紀淵一口一個你學生,謝霖只當是李屹說話沒有分寸,惹了紀淵,立馬開脫道:「山乾還年輕,說話未免急了些,殿下息怒。」
一邊是小字山乾,一遍是尊稱殿下,李屹親疏顛倒便算了,謝霖也這樣說話做事,自己昨晚上那樣擔心,今日又盡心侍奉,一切看起來就像笑話一樣。
紀淵冷笑:「你們師徒倒是親切,那是本王讓你半夜喝酒,吹風發熱的了!」
他一邊說著,一邊猜想,李屹既然那樣說話,平日背後謝霖不知如何說他,這麼想著,越發心寒。

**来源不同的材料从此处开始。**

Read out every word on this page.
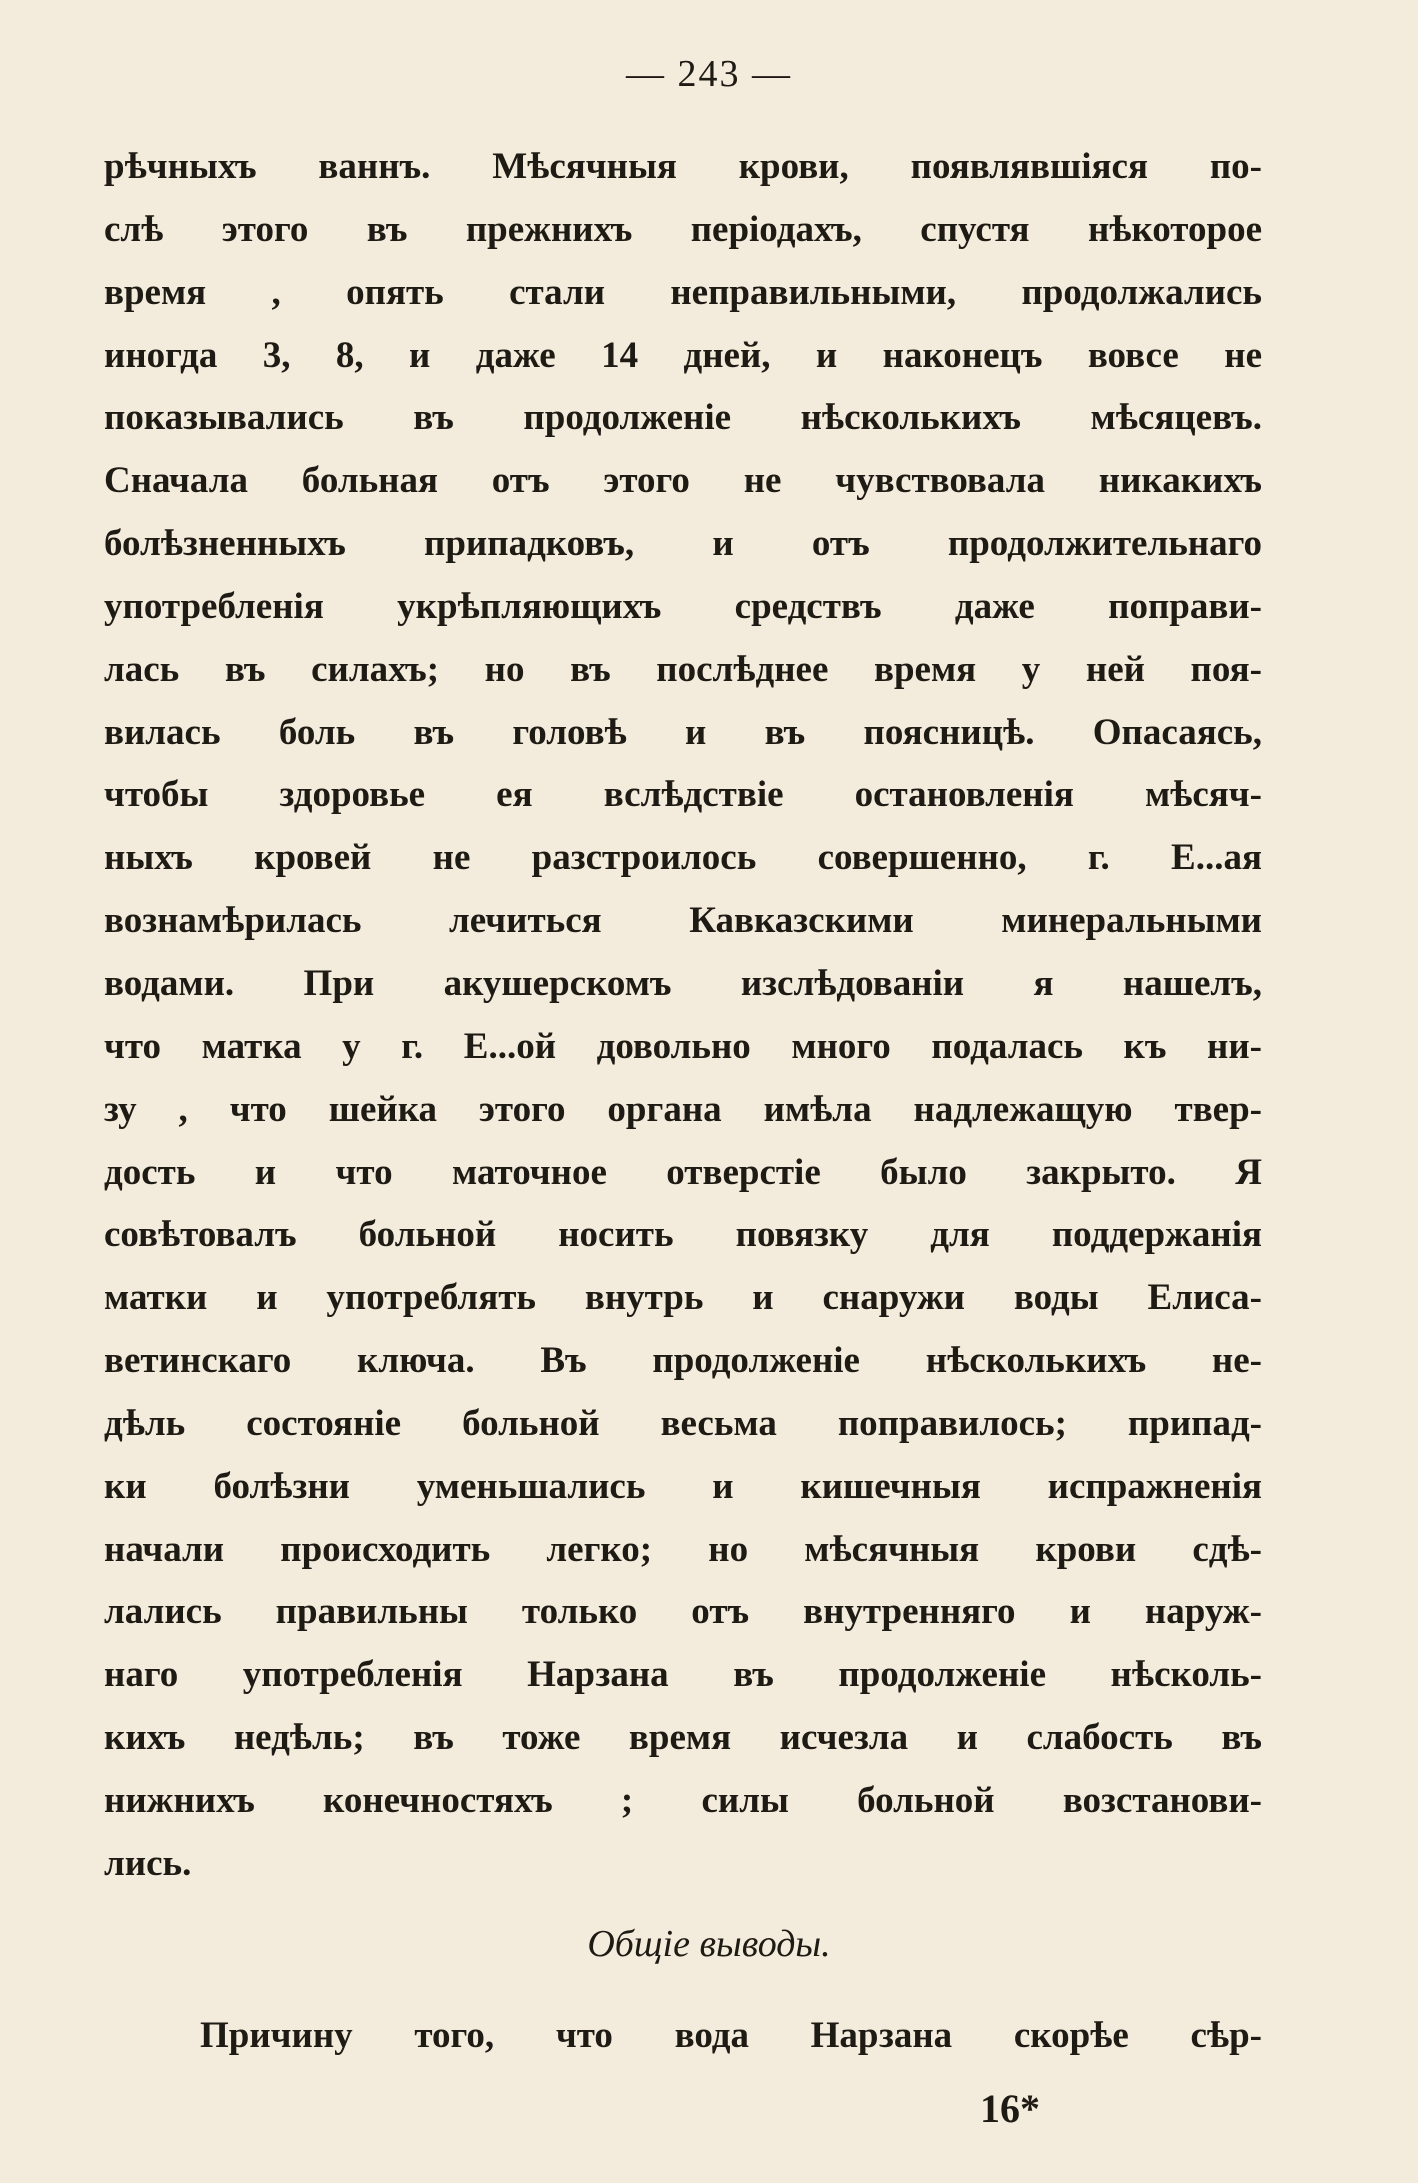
— 243 —
рѣчныхъ ваннъ. Мѣсячныя крови, появлявшіяся по-
слѣ этого въ прежнихъ періодахъ, спустя нѣкоторое
время , опять стали неправильными, продолжались
иногда 3, 8, и даже 14 дней, и наконецъ вовсе не
показывались въ продолженіе нѣсколькихъ мѣсяцевъ.
Сначала больная отъ этого не чувствовала никакихъ
болѣзненныхъ припадковъ, и отъ продолжительнаго
употребленія укрѣпляющихъ средствъ даже поправи-
лась въ силахъ; но въ послѣднее время у ней поя-
вилась боль въ головѣ и въ поясницѣ. Опасаясь,
чтобы здоровье ея вслѣдствіе остановленія мѣсяч-
ныхъ кровей не разстроилось совершенно, г. Е...ая
вознамѣрилась лечиться Кавказскими минеральными
водами. При акушерскомъ изслѣдованіи я нашелъ,
что матка у г. Е...ой довольно много подалась къ ни-
зу , что шейка этого органа имѣла надлежащую твер-
дость и что маточное отверстіе было закрыто. Я
совѣтовалъ больной носить повязку для поддержанія
матки и употреблять внутрь и снаружи воды Елиса-
ветинскаго ключа. Въ продолженіе нѣсколькихъ не-
дѣль состояніе больной весьма поправилось; припад-
ки болѣзни уменьшались и кишечныя испражненія
начали происходить легко; но мѣсячныя крови сдѣ-
лались правильны только отъ внутренняго и наруж-
наго употребленія Нарзана въ продолженіе нѣсколь-
кихъ недѣль; въ тоже время исчезла и слабость въ
нижнихъ конечностяхъ ; силы больной возстанови-
лись.
Общіе выводы.
Причину того, что вода Нарзана скорѣе сѣр-
16*
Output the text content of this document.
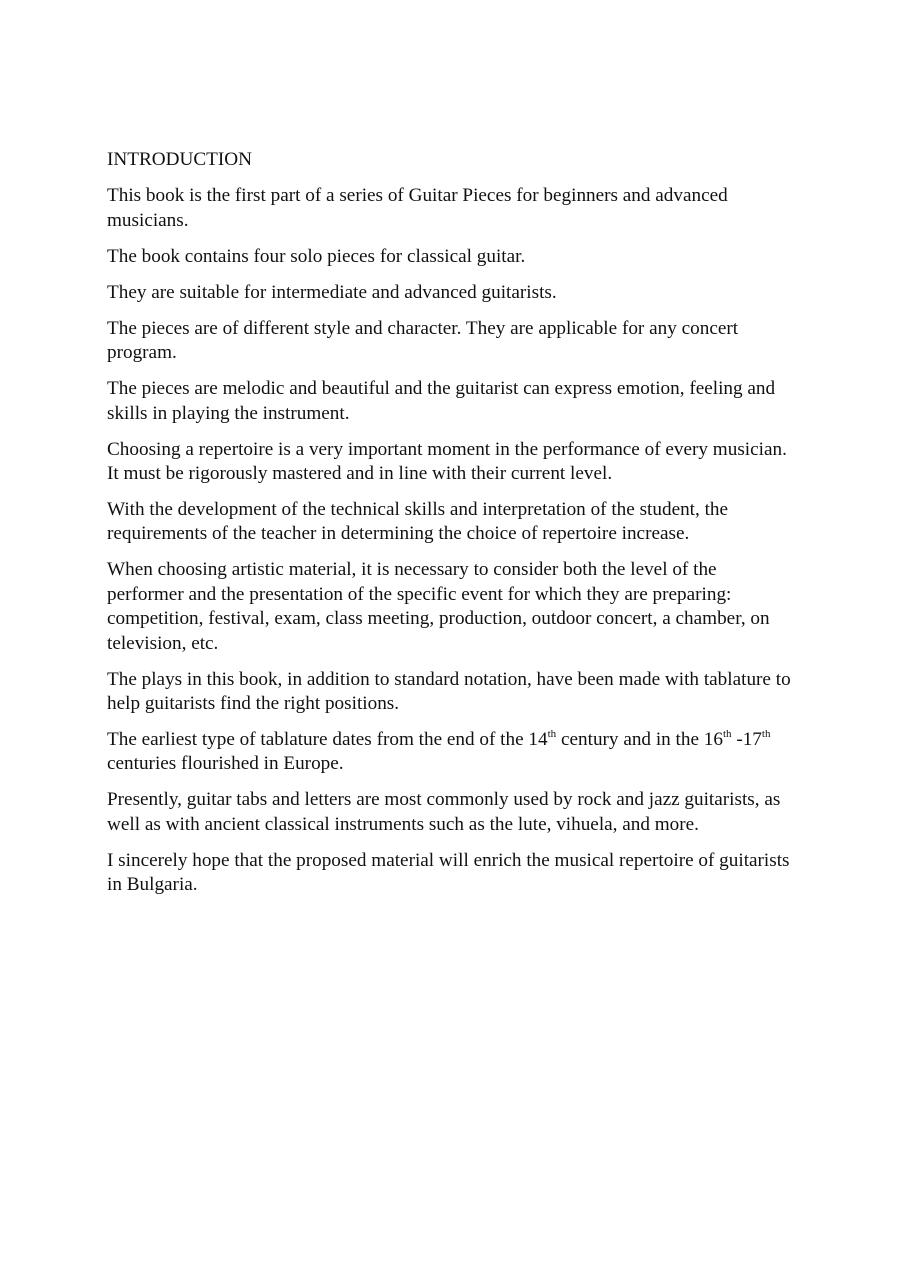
INTRODUCTION

This book is the first part of a series of Guitar Pieces for beginners and advanced musicians.

The book contains four solo pieces for classical guitar.

They are suitable for intermediate and advanced guitarists.

The pieces are of different style and character. They are applicable for any concert program.

The pieces are melodic and beautiful and the guitarist can express emotion, feeling and skills in playing the instrument.

Choosing a repertoire is a very important moment in the performance of every musician. It must be rigorously mastered and in line with their current level.

With the development of the technical skills and interpretation of the student, the requirements of the teacher in determining the choice of repertoire increase.

When choosing artistic material, it is necessary to consider both the level of the performer and the presentation of the specific event for which they are preparing: competition, festival, exam, class meeting, production, outdoor concert, a chamber, on television, etc.

The plays in this book, in addition to standard notation, have been made with tablature to help guitarists find the right positions.

The earliest type of tablature dates from the end of the 14th century and in the 16th -17th centuries flourished in Europe.

Presently, guitar tabs and letters are most commonly used by rock and jazz guitarists, as well as with ancient classical instruments such as the lute, vihuela, and more.

I sincerely hope that the proposed material will enrich the musical repertoire of guitarists in Bulgaria.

為何喝酒吹風,謝霖聽紀淵質問,只覺苦澀,適才溫柔關切的人又變回了往日的模樣,他嘆了口氣,說道:「殿下還是回去吧。」
又趕人走,謝霖又變回了那副垂眼沉默的樣子,昨夜怎麼不燒傻他,他們一直那樣該多好,紀淵心裡惡狠狠地想。
「既然你覺得我平王府住的不好,」紀淵說,「那你回敬王府去住啊!」
提及紀含,看著謝霖被傷到的表情,紀淵只覺得喉頭哽塞,並無往日舒爽的快感,但他停不下來,諷刺謝霖已經成了他的習慣:「我照顧不好你,呵,唯一那個真心對你的人已經被你流放到北境了!江北離北境那麼近,你說哥哥會不會染疫?」
江北與北境乘水路只需兩三日的腳程,聽聞有難民流竄北上,紀淵擔心,可看謝霖一副鐵石心腸的樣子,更是心寒。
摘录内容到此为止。